Just because you got to learn it on school, because it’s free, made it popular.
IMHO! Java still exists because the developers of today never got to the skill level to see that it’s a junk platform. It’s just there to learn you the basic skills of programming!
Stop using Java for serious business! Use C++ instead for server based apps or HTML5 for client based apps… please…
This whole post is about safely running known-hostile code in clients, which the Java platform actually got away with for a decade. So now, it’s being demonstrated that running known-hostile code is dangerous, because the Java sandbox isn’t tight enough.
“Use C++ instead for server based apps or HTML5 for client based apps…” — I have been working on IPS/IDS applications for the last decade, and this is possibly the worst advice that anyone could possibly follow. Just look at what the signature sets detect and the CVEs they address. The entire IDS business exists because of pointer arithmetic and exploiting memory layout (C) and code injection (scripting languages).
You use C because it’s fast (in a real-time sense), can be made to use minimal memory, easy to interoperate with other C code, and possible to reason about exactly what goes on in *small* programs. As good as those reasons are, they are the only reasons.
The presence of pointer arithmetic actually blinds C compilers to a lot of obvious vectorization and thread-safety related optimizations as well; so C will not always be the fastest language when you have dozens of CPU cores and hundreds of SIMD lanes at your disposal (something like Rust in the future? Go?).
There is certainly no security reason to choose C over Java. Whenever you figure out how to make Java do what a C program would have been able do, we call that a “security hole” in Java.
A virtual machine in which pointer arithmetic does not exist does provide a real measure of security (CLR, JVM, etc) from bad input. Our best C programmers do write Excellent Java code; and it’s often faster than the C code because you have the same amount of time (ie: money) to get it done either way. Looking at the bug fixes going into Git, C code is always being edited to defend against buffer overflows and memory leaks; while the Java code is usually being re-factored to use faster algorithms or less memory.
In C, you can actually prove a function correct, only to have it still fail in the wild because something else scribbled into its memory and violated all of the invariants. It’s often caused by a library written by somebody else. It’s sometimes caused by correct code incorrectly linked.
… Yes, Java applets should definitely be permanently disabled; and JavaWebStart protocol needs to be fixed in a non-backwards-incompatible way if it is to be used at all. But this is completely unrelated to the merits of the language. C has benefits, but helping out with security proofs is definitely not one of them.

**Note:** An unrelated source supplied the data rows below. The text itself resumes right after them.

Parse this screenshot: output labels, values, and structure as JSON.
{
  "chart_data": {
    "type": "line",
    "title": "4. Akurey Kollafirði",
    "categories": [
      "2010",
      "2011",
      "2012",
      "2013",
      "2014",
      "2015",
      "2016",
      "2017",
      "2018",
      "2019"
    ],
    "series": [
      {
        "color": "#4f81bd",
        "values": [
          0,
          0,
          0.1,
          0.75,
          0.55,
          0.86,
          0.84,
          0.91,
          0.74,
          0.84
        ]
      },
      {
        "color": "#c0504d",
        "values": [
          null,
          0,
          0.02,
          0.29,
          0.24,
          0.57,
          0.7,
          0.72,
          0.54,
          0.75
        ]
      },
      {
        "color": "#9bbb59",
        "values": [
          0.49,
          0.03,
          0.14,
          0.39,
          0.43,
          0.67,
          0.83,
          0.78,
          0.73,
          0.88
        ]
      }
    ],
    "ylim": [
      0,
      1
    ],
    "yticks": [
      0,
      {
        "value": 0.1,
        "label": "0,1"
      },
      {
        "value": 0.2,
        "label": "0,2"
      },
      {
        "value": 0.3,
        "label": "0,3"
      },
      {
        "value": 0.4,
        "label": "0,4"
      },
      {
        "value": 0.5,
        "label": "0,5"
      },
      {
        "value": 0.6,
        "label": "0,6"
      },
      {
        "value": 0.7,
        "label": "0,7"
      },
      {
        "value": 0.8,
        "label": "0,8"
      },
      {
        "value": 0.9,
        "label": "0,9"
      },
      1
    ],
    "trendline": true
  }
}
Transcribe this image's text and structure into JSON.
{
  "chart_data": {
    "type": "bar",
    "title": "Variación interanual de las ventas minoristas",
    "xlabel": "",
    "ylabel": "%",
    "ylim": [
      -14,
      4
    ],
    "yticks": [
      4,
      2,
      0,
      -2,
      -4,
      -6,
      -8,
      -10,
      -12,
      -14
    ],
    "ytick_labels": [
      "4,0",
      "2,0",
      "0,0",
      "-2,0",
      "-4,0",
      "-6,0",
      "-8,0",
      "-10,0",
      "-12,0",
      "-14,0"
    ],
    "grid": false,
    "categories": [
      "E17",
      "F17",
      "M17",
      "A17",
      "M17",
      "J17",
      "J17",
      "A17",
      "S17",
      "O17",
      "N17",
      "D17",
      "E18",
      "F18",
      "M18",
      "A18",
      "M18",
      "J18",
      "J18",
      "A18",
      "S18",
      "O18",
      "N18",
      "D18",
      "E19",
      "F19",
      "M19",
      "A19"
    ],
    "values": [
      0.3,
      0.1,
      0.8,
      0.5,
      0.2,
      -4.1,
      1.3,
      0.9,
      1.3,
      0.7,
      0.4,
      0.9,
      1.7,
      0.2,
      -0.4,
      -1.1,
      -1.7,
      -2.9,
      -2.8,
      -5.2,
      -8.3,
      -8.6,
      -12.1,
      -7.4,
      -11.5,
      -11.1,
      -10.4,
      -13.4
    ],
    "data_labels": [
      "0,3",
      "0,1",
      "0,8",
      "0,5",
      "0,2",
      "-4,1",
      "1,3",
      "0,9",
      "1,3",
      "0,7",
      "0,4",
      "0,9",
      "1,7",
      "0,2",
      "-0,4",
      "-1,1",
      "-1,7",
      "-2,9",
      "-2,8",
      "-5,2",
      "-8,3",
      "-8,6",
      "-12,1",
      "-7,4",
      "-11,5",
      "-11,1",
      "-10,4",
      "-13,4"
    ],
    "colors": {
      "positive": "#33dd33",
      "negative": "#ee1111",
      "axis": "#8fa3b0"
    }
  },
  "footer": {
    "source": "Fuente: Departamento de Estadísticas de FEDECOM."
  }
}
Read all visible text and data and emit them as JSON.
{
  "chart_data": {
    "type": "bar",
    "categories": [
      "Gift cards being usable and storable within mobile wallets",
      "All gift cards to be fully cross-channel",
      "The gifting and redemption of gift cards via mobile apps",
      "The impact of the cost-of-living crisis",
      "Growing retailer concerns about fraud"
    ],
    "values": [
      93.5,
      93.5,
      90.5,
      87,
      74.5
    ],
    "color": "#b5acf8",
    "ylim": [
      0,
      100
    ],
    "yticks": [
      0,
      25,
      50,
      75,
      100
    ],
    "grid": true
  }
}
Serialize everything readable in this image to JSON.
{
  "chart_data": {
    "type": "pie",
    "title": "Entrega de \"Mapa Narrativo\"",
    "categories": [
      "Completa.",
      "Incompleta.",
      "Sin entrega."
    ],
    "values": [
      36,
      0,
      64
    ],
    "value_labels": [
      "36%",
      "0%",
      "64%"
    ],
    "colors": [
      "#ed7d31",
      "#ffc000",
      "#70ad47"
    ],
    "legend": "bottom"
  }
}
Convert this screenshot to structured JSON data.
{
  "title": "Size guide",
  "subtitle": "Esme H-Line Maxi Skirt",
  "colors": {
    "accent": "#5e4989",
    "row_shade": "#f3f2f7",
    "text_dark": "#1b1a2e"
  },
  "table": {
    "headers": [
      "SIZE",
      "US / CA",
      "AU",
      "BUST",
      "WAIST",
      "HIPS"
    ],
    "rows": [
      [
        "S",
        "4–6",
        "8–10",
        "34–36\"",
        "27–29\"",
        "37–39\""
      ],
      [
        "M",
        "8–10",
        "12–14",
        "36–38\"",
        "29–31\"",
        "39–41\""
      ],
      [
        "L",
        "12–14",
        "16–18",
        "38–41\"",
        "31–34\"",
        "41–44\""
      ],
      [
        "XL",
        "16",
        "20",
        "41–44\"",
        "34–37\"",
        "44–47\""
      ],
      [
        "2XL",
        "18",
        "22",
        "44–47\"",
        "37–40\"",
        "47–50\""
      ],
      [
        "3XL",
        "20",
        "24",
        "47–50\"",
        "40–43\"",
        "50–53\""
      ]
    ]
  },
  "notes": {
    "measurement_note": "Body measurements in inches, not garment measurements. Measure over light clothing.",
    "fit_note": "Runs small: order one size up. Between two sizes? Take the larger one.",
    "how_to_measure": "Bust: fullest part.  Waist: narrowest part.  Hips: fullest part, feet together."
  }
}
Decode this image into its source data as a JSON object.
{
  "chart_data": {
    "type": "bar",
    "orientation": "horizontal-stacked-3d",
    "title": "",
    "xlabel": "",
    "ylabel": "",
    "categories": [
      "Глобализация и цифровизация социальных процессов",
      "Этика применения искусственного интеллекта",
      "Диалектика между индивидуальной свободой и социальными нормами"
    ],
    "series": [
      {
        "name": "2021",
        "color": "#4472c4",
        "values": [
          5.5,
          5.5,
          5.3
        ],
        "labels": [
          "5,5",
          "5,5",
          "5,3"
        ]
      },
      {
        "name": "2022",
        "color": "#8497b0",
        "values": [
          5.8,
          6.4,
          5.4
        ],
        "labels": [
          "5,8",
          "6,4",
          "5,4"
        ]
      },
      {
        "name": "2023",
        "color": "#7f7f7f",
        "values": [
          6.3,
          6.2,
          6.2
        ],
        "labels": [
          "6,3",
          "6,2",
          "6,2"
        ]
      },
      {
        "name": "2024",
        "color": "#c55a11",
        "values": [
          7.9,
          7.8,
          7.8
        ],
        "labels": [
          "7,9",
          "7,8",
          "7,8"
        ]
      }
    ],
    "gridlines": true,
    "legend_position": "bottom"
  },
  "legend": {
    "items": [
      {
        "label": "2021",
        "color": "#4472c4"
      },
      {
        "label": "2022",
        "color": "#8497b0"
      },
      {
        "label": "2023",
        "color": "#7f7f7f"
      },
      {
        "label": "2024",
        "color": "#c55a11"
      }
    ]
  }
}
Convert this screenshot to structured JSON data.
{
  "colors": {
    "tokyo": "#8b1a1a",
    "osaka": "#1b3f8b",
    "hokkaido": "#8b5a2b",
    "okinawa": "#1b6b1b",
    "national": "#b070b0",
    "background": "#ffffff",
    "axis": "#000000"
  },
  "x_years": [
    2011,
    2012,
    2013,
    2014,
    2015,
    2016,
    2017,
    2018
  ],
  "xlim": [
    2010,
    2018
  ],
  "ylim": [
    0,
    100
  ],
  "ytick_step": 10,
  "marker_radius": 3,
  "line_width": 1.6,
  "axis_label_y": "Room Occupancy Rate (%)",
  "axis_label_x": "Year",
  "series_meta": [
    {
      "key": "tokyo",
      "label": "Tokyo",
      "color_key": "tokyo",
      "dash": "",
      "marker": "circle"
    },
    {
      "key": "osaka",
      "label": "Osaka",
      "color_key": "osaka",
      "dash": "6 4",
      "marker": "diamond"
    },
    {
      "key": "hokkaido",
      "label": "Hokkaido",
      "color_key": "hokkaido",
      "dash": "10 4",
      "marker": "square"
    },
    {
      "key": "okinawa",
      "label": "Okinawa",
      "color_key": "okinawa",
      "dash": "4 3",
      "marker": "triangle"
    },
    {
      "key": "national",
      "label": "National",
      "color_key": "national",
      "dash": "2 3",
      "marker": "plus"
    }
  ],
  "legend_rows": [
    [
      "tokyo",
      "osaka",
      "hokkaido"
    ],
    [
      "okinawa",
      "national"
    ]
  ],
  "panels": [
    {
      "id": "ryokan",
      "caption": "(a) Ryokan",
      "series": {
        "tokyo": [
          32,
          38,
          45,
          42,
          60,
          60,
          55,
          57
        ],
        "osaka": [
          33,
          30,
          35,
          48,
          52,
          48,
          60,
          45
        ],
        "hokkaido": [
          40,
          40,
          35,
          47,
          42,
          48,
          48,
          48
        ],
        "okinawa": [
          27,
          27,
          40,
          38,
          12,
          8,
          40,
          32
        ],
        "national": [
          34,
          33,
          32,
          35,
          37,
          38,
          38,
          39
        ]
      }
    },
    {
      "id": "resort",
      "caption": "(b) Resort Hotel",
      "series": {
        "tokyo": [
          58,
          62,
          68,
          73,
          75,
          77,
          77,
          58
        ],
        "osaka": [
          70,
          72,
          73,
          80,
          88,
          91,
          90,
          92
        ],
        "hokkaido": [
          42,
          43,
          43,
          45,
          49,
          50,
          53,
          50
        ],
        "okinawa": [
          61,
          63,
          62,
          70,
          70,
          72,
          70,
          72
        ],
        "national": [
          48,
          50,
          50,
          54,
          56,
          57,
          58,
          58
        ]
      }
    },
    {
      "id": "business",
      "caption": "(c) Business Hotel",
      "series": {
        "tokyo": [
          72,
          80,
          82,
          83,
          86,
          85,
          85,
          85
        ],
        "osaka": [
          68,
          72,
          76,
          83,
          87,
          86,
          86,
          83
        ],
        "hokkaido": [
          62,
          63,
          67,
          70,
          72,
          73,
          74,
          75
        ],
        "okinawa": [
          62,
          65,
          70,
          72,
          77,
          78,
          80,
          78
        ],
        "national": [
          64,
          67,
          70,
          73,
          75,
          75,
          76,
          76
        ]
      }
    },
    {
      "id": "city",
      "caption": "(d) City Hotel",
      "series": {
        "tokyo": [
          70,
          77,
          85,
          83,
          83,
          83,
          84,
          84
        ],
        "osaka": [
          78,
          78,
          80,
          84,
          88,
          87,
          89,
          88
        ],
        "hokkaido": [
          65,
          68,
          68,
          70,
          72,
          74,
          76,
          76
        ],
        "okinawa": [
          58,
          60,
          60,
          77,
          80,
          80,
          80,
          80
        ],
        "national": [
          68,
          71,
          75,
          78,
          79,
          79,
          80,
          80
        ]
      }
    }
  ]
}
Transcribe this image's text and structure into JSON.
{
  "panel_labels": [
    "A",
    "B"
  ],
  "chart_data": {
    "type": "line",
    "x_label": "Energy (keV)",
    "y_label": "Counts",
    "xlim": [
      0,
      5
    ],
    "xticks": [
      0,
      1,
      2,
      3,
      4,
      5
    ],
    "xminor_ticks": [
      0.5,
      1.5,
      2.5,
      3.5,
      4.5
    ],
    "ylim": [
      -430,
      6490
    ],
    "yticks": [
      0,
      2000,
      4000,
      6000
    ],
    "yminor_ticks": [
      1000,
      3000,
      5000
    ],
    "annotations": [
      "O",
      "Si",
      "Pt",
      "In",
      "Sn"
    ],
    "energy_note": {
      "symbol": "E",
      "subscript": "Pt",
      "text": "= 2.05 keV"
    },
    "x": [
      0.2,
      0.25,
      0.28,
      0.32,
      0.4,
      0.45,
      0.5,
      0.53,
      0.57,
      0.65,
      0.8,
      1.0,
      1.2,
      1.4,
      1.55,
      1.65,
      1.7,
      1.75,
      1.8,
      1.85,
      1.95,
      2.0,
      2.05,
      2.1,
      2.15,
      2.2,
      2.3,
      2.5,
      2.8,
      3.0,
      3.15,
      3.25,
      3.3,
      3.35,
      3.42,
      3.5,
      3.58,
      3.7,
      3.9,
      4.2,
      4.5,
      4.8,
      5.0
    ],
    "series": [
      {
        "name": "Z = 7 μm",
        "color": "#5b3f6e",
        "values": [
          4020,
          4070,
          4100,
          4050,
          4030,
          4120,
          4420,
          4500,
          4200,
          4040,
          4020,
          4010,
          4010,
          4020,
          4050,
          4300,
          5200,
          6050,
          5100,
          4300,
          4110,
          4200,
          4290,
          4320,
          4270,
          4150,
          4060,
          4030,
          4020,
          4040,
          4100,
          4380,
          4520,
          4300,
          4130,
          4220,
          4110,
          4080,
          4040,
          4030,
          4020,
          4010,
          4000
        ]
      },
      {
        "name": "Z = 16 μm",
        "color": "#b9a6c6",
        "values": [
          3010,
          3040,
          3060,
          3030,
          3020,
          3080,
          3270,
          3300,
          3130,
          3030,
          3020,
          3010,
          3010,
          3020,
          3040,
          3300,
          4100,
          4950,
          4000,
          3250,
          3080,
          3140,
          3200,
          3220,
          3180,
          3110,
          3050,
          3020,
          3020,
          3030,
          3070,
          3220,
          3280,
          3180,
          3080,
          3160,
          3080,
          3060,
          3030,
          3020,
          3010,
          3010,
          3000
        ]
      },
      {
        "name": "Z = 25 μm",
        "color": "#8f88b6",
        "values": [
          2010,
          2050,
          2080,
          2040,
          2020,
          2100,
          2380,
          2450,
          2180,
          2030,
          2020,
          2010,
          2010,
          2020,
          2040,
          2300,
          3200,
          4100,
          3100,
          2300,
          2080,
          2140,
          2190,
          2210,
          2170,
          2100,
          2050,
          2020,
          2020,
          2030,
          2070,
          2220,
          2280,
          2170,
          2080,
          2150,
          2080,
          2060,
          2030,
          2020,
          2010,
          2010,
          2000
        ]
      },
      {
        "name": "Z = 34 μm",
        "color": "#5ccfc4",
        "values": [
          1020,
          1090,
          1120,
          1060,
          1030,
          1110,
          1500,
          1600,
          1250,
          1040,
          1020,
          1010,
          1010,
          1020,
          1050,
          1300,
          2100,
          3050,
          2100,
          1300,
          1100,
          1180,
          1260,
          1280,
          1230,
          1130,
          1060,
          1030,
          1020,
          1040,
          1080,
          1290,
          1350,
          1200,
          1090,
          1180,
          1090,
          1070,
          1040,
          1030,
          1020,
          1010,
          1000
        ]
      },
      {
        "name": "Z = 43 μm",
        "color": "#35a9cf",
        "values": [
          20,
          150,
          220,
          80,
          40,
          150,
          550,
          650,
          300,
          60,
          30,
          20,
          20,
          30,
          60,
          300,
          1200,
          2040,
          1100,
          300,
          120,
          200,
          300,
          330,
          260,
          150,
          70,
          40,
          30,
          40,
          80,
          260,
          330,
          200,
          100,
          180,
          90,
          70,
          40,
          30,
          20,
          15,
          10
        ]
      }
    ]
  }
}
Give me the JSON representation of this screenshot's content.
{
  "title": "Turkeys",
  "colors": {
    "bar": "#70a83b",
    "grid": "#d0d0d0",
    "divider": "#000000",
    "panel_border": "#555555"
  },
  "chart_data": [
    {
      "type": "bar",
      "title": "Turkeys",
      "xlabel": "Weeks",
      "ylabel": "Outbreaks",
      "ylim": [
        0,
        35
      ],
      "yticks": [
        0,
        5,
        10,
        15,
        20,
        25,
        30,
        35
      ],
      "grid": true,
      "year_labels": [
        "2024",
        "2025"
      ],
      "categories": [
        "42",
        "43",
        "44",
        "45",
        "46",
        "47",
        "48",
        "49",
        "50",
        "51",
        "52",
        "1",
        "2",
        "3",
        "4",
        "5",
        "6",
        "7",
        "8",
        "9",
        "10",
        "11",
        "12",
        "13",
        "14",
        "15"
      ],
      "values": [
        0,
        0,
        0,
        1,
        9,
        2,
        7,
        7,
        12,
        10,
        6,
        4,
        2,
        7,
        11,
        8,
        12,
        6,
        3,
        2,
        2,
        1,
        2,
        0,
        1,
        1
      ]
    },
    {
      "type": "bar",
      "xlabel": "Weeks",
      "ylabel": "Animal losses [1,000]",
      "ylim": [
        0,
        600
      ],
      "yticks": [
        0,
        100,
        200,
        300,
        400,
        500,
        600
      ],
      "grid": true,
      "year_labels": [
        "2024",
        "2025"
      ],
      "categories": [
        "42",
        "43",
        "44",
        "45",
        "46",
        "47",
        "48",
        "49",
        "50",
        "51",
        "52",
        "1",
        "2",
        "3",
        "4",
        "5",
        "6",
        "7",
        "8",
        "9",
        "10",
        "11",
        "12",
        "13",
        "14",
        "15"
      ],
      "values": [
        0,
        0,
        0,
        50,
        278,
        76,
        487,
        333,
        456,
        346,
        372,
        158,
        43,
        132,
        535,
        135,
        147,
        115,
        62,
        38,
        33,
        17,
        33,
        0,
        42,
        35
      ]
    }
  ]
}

I’m surprised anyone still uses Java anymore.
People Why are you all that surprised ??? Java is just a drop in the ocean .
disclosure, along with Edward Snowden leak reports from the Guardian and the Washington Post suggesting companies are basically turning on spigots that allow information to flow to the government nearly freely, has firms like Google scrambling to protect client privacy.
The reasoning behind bolstering encryption schemes is that governments and others who want to pry open the data of ordinary citizens will be forced to limit the scope of their hacking, technology firms argue.
‘It’s an arms race,’
Do not be surprised that all use the vulnerabilities in Java. Java was always not very safe product, but it may be any other proprietary product instead of Java. Multiple vulnerabilities have been regularly detected in Internet Explorer and Silverlight, and Adobe Flash.
But for some reason, no one needs to disable Flash Plugin or anything else.
I believe that Oracle programmers do not need to implement a signature to applets but to review the architecture of the JRE, and perhaps pay more attention to the safe operation of downloading and execution of files.
That’s all, if exploits are downloading files and execute them, no matter where vulnerability is, it is important that this vulnerability became irrelevant.